Enter one old factor, sensed by Jack McConnell and broadened by his successor: the Commonwealth. Not post-Empire compensation but the ideology of David Lindsay's John the Commonweal and Scotland's Community of the Realm, which was the republicanism of George Buchanan. A flexible, conciliatory creed. Salmond has recognised - as Blair and Brown did not - that the Queen's Commonwealth loyalty gave her a flexibility in negotiation which Westminster politicians lacked. The resulting informal concordat between Strichen and Balmoral seems based on a pretty shrewd assessment of the life-chances of multi-national groupings. It could lead to somewhere big.

Once upon a time the market was supposed to do world relationships by itself but the credit crunch has shown just how opaque and downright fraudulent this claim was: all these computers and golden-handcuffed dealers have added up to pea-soup fog over international debt. Europe will sort itself out with the reform treaty, but it will be a Franco-German show. The politics of Dubya's Washington is corrupt on a scale so massive that South America is now in near-open revolt, by now probably beyond the grip even of the CIA. This will rebound on us.

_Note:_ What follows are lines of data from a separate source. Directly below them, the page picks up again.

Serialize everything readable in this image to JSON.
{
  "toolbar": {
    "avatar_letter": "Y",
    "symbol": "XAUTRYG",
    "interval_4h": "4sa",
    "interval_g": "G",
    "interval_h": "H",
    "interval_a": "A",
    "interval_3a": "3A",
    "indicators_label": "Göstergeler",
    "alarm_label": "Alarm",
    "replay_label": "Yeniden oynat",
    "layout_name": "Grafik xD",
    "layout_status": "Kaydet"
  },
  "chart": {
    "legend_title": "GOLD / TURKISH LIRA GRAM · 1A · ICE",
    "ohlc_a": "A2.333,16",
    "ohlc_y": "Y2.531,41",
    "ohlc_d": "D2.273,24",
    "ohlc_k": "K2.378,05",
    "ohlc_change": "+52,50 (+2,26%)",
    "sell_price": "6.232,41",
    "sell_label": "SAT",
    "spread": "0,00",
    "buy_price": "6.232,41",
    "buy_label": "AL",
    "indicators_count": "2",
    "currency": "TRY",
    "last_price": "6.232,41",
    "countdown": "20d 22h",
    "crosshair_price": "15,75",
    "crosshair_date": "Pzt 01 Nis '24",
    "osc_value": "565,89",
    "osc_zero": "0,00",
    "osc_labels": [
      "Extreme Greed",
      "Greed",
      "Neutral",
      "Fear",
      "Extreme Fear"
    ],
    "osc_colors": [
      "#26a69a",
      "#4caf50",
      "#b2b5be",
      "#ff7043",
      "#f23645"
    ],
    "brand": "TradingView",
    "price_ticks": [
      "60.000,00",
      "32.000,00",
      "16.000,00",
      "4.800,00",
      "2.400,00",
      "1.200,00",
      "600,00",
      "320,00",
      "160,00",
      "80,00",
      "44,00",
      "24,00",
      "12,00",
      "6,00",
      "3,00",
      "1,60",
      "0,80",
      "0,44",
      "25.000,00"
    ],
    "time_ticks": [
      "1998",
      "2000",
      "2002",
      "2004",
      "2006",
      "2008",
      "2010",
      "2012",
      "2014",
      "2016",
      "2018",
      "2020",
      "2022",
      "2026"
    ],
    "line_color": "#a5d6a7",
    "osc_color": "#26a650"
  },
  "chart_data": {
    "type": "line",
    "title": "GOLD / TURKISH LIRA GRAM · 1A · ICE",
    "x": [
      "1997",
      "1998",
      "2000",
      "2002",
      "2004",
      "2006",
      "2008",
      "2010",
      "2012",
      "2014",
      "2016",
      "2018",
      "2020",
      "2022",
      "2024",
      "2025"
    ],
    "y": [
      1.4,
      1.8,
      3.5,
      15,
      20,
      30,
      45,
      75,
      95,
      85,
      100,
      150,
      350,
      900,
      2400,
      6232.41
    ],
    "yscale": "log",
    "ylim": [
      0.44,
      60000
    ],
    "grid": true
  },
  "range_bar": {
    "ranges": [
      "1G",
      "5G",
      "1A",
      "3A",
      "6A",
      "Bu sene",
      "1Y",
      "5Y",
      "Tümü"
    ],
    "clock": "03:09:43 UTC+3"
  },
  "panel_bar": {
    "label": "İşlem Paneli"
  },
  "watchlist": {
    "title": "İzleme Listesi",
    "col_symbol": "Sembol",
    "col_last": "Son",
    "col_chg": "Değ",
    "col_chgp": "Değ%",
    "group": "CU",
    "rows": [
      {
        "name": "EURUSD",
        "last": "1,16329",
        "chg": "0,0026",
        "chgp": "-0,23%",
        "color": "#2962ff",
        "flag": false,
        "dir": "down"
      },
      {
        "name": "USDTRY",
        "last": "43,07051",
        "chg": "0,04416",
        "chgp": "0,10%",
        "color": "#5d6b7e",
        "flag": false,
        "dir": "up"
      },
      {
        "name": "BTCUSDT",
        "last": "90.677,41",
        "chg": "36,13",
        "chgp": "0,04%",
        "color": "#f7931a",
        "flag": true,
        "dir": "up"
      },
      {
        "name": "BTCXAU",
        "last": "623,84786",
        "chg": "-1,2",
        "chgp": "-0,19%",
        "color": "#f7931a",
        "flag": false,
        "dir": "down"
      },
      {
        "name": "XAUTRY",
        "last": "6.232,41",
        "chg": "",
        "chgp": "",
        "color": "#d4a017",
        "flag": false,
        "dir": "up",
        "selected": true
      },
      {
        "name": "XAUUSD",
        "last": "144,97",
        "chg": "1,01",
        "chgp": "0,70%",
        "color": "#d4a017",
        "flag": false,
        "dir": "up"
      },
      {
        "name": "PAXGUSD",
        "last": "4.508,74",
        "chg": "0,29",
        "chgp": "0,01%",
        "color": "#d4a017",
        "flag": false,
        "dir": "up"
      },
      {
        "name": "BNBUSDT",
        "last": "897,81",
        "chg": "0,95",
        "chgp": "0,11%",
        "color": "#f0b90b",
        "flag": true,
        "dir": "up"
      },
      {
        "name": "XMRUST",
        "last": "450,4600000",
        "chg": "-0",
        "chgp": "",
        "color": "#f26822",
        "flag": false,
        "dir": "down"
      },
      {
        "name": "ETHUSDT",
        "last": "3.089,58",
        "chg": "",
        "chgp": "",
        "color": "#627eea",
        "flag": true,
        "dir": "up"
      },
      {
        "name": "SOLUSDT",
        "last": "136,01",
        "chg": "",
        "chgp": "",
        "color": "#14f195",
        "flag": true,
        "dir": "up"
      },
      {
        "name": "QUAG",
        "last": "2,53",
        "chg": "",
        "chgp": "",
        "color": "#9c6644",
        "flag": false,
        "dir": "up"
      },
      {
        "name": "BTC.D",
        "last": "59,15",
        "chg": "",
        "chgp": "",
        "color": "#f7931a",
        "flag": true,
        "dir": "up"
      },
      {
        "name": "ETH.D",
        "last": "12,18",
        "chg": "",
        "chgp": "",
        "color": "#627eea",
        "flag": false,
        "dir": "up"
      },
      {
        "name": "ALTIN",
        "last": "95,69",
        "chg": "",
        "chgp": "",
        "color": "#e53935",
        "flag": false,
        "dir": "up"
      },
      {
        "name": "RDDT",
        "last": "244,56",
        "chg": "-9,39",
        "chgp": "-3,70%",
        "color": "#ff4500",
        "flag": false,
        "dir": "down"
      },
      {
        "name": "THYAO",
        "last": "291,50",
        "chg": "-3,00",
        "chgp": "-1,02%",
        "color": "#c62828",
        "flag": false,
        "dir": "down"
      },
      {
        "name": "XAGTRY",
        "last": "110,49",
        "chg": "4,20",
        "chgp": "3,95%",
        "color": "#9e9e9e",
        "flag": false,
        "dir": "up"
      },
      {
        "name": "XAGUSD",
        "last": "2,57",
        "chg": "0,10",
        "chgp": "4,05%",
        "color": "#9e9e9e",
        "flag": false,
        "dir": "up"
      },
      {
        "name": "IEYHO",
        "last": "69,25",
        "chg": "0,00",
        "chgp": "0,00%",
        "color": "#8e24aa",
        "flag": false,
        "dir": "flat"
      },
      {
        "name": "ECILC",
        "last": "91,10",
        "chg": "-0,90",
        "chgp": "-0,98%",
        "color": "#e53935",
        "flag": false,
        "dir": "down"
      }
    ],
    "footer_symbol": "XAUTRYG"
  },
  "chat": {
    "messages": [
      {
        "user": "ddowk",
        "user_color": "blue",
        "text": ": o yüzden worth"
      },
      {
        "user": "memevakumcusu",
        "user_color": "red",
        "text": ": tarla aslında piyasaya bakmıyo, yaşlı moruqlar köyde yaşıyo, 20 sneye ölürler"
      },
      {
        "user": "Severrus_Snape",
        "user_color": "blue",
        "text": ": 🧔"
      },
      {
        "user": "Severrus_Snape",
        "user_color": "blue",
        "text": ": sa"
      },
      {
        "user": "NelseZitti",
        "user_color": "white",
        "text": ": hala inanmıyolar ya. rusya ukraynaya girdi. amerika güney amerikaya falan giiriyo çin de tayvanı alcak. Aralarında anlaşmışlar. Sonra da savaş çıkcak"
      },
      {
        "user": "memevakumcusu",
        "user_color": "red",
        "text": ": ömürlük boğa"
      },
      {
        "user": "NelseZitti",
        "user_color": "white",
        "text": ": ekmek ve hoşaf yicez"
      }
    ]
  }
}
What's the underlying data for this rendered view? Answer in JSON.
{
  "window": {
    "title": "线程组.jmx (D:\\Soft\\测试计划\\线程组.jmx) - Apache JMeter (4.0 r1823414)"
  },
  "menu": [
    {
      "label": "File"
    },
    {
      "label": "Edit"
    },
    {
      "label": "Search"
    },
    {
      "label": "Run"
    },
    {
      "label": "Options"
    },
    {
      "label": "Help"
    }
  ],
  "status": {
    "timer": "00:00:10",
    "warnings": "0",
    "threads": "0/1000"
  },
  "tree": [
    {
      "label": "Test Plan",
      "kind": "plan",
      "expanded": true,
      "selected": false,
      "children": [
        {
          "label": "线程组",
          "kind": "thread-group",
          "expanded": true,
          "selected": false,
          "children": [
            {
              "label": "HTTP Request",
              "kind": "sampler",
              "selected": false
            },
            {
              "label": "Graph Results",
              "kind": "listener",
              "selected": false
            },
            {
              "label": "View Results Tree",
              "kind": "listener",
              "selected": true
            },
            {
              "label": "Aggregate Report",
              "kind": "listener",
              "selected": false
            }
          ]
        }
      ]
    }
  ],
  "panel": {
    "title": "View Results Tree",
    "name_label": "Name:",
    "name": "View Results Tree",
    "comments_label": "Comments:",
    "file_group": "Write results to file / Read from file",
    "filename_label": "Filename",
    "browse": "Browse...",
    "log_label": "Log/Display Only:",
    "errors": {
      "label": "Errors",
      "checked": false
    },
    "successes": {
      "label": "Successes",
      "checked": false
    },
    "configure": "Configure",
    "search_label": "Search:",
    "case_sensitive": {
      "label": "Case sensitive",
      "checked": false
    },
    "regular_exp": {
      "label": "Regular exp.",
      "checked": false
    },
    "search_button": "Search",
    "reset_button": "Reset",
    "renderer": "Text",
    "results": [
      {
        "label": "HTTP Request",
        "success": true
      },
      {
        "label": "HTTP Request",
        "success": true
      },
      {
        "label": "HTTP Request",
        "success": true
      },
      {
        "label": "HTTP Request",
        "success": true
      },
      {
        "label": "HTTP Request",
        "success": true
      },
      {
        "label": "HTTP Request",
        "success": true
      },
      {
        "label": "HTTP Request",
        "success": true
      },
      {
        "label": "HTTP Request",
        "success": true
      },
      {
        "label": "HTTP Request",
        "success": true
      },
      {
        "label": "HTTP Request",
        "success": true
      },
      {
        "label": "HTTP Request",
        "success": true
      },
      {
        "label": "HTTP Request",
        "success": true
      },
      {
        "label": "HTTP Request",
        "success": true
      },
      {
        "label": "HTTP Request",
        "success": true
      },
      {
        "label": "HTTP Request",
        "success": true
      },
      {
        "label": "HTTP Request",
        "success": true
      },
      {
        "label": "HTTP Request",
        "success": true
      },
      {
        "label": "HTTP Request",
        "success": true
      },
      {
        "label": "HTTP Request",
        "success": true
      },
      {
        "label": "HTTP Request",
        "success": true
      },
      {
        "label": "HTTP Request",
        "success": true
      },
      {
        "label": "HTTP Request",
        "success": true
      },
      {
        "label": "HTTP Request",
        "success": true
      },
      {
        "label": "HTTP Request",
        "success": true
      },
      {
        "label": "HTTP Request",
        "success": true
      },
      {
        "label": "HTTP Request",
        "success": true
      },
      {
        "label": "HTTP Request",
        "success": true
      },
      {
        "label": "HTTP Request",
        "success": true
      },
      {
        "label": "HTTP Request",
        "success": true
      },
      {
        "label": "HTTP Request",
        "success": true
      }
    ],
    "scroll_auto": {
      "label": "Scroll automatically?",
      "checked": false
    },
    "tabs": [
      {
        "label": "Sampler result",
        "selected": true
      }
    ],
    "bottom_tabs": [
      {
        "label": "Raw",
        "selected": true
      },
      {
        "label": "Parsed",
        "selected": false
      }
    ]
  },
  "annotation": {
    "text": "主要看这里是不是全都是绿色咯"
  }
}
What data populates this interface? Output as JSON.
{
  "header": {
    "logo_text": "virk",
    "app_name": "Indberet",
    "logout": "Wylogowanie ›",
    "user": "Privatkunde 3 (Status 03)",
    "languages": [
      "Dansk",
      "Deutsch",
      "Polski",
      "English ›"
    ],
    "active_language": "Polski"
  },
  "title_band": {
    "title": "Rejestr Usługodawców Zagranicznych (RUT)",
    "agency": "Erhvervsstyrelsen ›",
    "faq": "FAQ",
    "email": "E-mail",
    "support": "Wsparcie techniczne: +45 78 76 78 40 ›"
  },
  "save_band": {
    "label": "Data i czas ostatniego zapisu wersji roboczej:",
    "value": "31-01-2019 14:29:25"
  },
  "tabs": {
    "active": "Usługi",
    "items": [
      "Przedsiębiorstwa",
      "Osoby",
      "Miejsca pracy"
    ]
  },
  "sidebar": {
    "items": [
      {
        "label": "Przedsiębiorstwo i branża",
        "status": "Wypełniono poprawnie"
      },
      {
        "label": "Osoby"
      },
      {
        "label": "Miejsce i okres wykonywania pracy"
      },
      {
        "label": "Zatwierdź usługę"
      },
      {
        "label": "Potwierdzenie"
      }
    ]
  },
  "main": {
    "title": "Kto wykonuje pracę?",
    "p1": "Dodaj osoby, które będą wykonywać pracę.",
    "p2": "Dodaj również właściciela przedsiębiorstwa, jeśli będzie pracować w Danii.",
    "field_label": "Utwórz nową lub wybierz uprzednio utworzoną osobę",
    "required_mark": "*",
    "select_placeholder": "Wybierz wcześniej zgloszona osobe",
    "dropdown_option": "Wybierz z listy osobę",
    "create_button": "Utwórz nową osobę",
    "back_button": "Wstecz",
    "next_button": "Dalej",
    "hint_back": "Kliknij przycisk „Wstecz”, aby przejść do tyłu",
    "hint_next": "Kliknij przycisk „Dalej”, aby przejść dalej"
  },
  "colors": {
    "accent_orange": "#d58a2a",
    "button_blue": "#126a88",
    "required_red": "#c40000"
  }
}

We have lived in an American-determined world in which hyper-individuated goals, themselves unstable - own house, own car, holidays abroad - have contrasted with a collapsing public culture. This has probably been checked in "old Europe", because of the formal cultural power of the states, and distinctive language-politics, but not in Britain. We seem only united in being the drink, drugs, debt, sex, obesity and obscenity champions of the continent, and pretty miserable with it.

The post-empire vision has had too long a run, from the grand style of Churchill to the self-parody of Andrew Roberts. The real, and radical, Commonwealth comes from somewhere different, from democrats, often Scots, Welsh or Irish, who stood out against authoritarian governments and backed liberation movements: Lyon MacKenzie in Canada, Andrew Fisher in Australia. It was Eamon de Valera, during the truce negotiations of 1921, who created the doctrine of "external association". Initially a compromise which enabled Irish republicans to recognise the empire without submitting to it, it also owed much to another austere statesman who had also spent time shooting at British tommies: Jan Christiaan Smuts. Contrasting with the short-lived monarchism of Sinn Féin, which under Arthur Griffith envisaged a dual Anglo-Irish monarchy, modelled on Austria-Hungary, it would provide the formula which allowed republican India to remain in the Commonwealth in 1947, ironically two years before Ireland left it.

Given the present chaos in the international finance markets, the overdriven power-grab by the United States and its disastrous consequences, the Commonwealth takes on a new significance. It's an Anglophone grouping, but not one based on the domination of Washington, Wall Street, Whitehall or the City of London. Its secularism makes it multiracial and multi-faith: offering the chance for real-time communications and local patriotisms to bridge the dangerous gulf between Ben Barber's "McWorld and Jihad". Could it develop as a conduit between rich and poor nations, informed and critical forces in politics?

Amnesty International, CND, Friends of the Earth, Greenpeace, have had their origins in Commonwealth countries - though so, too, has Rupert Murdoch. Keeping it going has been the personal obsession of the Queen. It has been the refuge of several pretty unacceptable figures. Yet it has also nurtured great ones, inspirational or ingenious: Mandela, Nehru, Nyerere, Lee Kuan Yew, J K Galbraith, Eric Williams. The rise of India is a late but not an unexpected triumph: suggesting a future in which Delhi, Ottawa, Pretoria or - who knows? - Dublin host the conferences.

This is where Scotland's role lies on the liberation side. David Livingstone has been seen as "more Mandela than Rhodes". The Indian Congress was founded in 1885 by Allan Hume, and Patrick Geddes was, next to Gandhi, the greatest influence on Nehru. James Bryce's federal ideas provide a link between Canadian and Australian federation and European unity. John Buchan's last novel, Sick Heart River, 1939, looks forward to a multiracial Canada.

It may be that - aided by new communications - such links can form layers of interconnected networks, which can be activated to tackle pragmatically the mounting numbers of technical, legal and environmental challenges that don't fall into any predetermined political system. The Open University might serve as a prototype in the educational field. Mark Leonard and Jeremy Rifkin have recently written of the European Union in such terms, converting the "thin federalism" of treaties and committees by parallel "ways of doing" into something more complex, intelligent and responsive.

There's little evidence that this has had any profound effect on the coterie politics of London, but on Edinburgh, Cardiff, Dublin? Once you start thinking outside the devolution box, ideas grow legs.